Experten der Weltgesundheitsorganisation und der US-Gesundheitsbehörde warnen allerdings davor, Schmerz- oder Fiebermittel vor oder zu rasch nach der Impfung einzunehmen, weil sie die Wirksamkeit der Impfung beeinträchtigen können. In den Tagen nach der Impfung spreche hingegen nichts gegen eine Einnahme.
Der kantonale Apothekerverband Zürich meldet wie weitere Apotheken eine höhere Nachfrage nach Schmerzmitteln von zirka 15 Prozent. Gefragt seien vor allem Mittel mit den Substanzen Paracetamol und Ibuprofen.
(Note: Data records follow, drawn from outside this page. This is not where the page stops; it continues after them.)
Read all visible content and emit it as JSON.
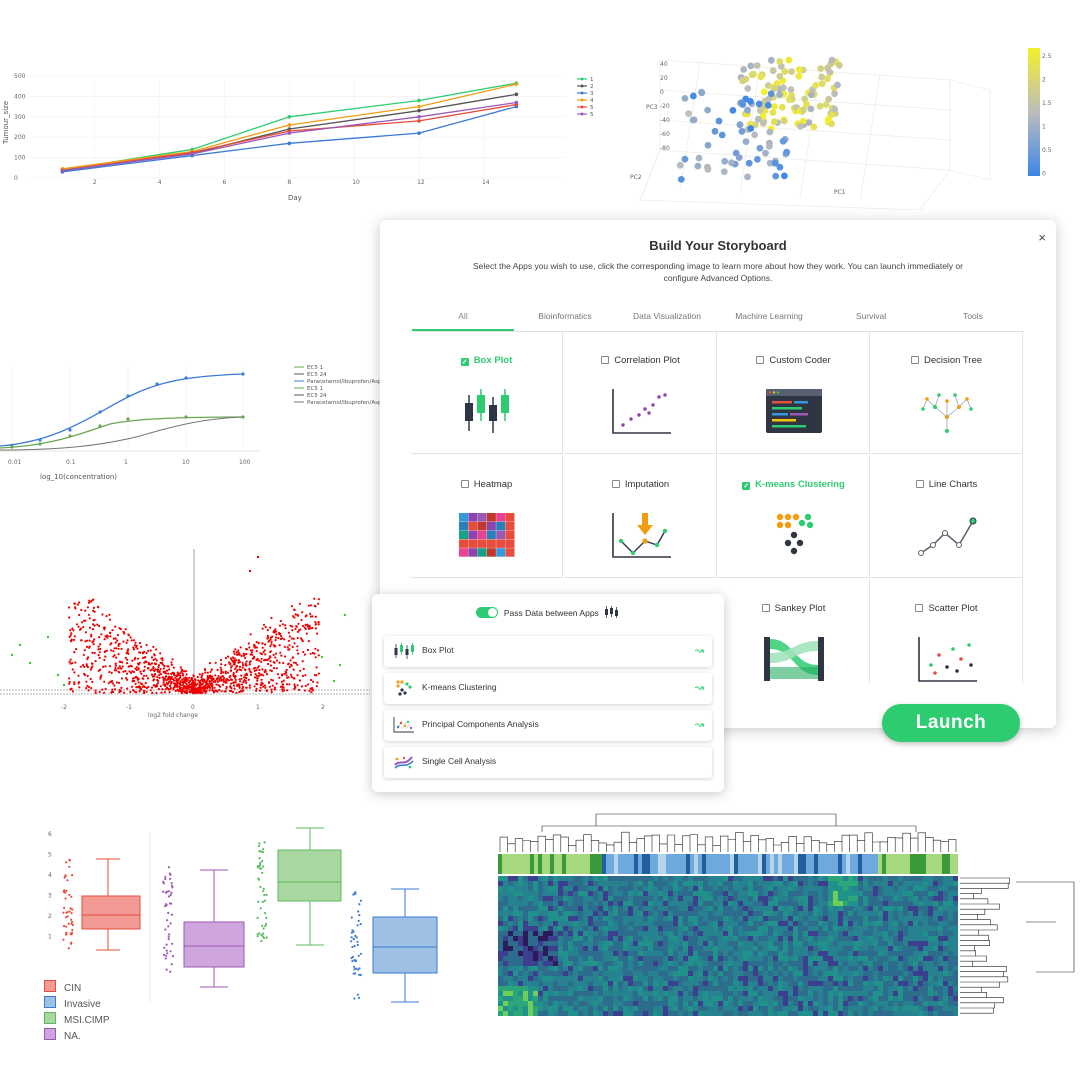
{
  "colors": {
    "accent": "#2ecc71",
    "accent_dark": "#27ae60"
  },
  "modal": {
    "title": "Build Your Storyboard",
    "subtitle": "Select the Apps you wish to use, click the corresponding image to learn more about how they work. You can launch immediately or configure Advanced Options.",
    "close_icon": "×",
    "tabs": [
      {
        "label": "All",
        "active": true
      },
      {
        "label": "Bioinformatics",
        "active": false
      },
      {
        "label": "Data Visualization",
        "active": false
      },
      {
        "label": "Machine Learning",
        "active": false
      },
      {
        "label": "Survival",
        "active": false
      },
      {
        "label": "Tools",
        "active": false
      }
    ],
    "apps": [
      {
        "label": "Box Plot",
        "checked": true,
        "icon": "box-plot-icon"
      },
      {
        "label": "Correlation Plot",
        "checked": false,
        "icon": "correlation-plot-icon"
      },
      {
        "label": "Custom Coder",
        "checked": false,
        "icon": "custom-coder-icon"
      },
      {
        "label": "Decision Tree",
        "checked": false,
        "icon": "decision-tree-icon"
      },
      {
        "label": "Heatmap",
        "checked": false,
        "icon": "heatmap-icon"
      },
      {
        "label": "Imputation",
        "checked": false,
        "icon": "imputation-icon"
      },
      {
        "label": "K-means Clustering",
        "checked": true,
        "icon": "kmeans-icon"
      },
      {
        "label": "Line Charts",
        "checked": false,
        "icon": "line-charts-icon"
      },
      {
        "label": "Sankey Plot",
        "checked": false,
        "icon": "sankey-plot-icon"
      },
      {
        "label": "Scatter Plot",
        "checked": false,
        "icon": "scatter-plot-icon"
      }
    ]
  },
  "launch_label": "Launch",
  "pipeline": {
    "pass_label": "Pass Data between Apps",
    "items": [
      {
        "label": "Box Plot",
        "icon": "box-plot-icon",
        "refresh_icon": "↝"
      },
      {
        "label": "K-means Clustering",
        "icon": "kmeans-icon",
        "refresh_icon": "↝"
      },
      {
        "label": "Principal Components Analysis",
        "icon": "pca-icon",
        "refresh_icon": "↝"
      },
      {
        "label": "Single Cell Analysis",
        "icon": "single-cell-icon",
        "refresh_icon": ""
      }
    ]
  },
  "background_charts": {
    "tumour_line": {
      "ylabel": "Tumour_size",
      "xlabel": "Day",
      "yticks": [
        "0",
        "100",
        "200",
        "300",
        "400",
        "500"
      ],
      "xticks": [
        "2",
        "4",
        "6",
        "8",
        "10",
        "12",
        "14"
      ],
      "legend": [
        "1",
        "2",
        "3",
        "4",
        "5",
        "5"
      ]
    },
    "pca_3d": {
      "axis_labels": [
        "PC3",
        "PC2",
        "PC1"
      ],
      "z_ticks": [
        "40",
        "20",
        "0",
        "-20",
        "-40",
        "-60",
        "-80"
      ],
      "colorbar_ticks": [
        "2.5",
        "2",
        "1.5",
        "1",
        "0.5",
        "0"
      ]
    },
    "dose_response": {
      "xlabel": "log_10(concentration)",
      "xticks": [
        "0.01",
        "0.1",
        "1",
        "10",
        "100"
      ],
      "legend": [
        "EC5 1",
        "EC5 24",
        "Paracetamol/Ibuprofen/Aspirin",
        "EC5 1",
        "EC5 24",
        "Paracetamol/Ibuprofen/Aspirin"
      ]
    },
    "volcano": {
      "xlabel": "log2 fold change",
      "xticks": [
        "-2",
        "-1",
        "0",
        "1",
        "2"
      ]
    },
    "box_legend": [
      "CIN",
      "Invasive",
      "MSI.CIMP",
      "NA."
    ],
    "box_yticks": [
      "6",
      "5",
      "4",
      "3",
      "2",
      "1"
    ]
  },
  "chart_data": [
    {
      "type": "line",
      "xlabel": "Day",
      "ylabel": "Tumour_size",
      "x": [
        1,
        5,
        8,
        12,
        15
      ],
      "ylim": [
        0,
        500
      ],
      "series": [
        {
          "name": "1",
          "color": "#2ecc71",
          "values": [
            40,
            140,
            300,
            380,
            465
          ]
        },
        {
          "name": "2",
          "color": "#555555",
          "values": [
            35,
            120,
            240,
            330,
            410
          ]
        },
        {
          "name": "3",
          "color": "#3a7bd5",
          "values": [
            30,
            110,
            170,
            220,
            350
          ]
        },
        {
          "name": "4",
          "color": "#f39c12",
          "values": [
            45,
            130,
            260,
            350,
            460
          ]
        },
        {
          "name": "5",
          "color": "#e74c3c",
          "values": [
            38,
            125,
            230,
            280,
            360
          ]
        },
        {
          "name": "5",
          "color": "#9b59b6",
          "values": [
            36,
            118,
            220,
            300,
            370
          ]
        }
      ]
    }
  ]
}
Schmerzmittel sind für die Pharmamultis Peanuts
Vorrat gibt es trotzdem genug, wie die Apotheken sagen. Das scheint auch nicht verwunderlich, da es etwa zahlreiche Paracetamol-Präparate wie Dafalgan oder Panadol gibt. Diese Schmerzmittel sind auch recht günstig. Das 16-er-Pack 500-mg-Dafalgan-Tabletten kostet rund 2.50 Franken.
Entsprechend gering sind die Auswirkungen des Schmerzmittel-Booms für die Pharmabranche. Die Fabriken verkauften vergangenes Jahr laut dem Branchenverband Interpharma Schmerzmittel mit oder ohne Rezeptpflicht im Wert von 197 Millionen Franken. Der Anteil am Gesamtumsatz in der Pharmaindustrie betrug damit lediglich drei Prozent. Novartis machte auf Anfrage keine Angaben zu den Umsatzzahlen mit Schmerzmitteln. Auch andere konnten keine Zahlen nennen.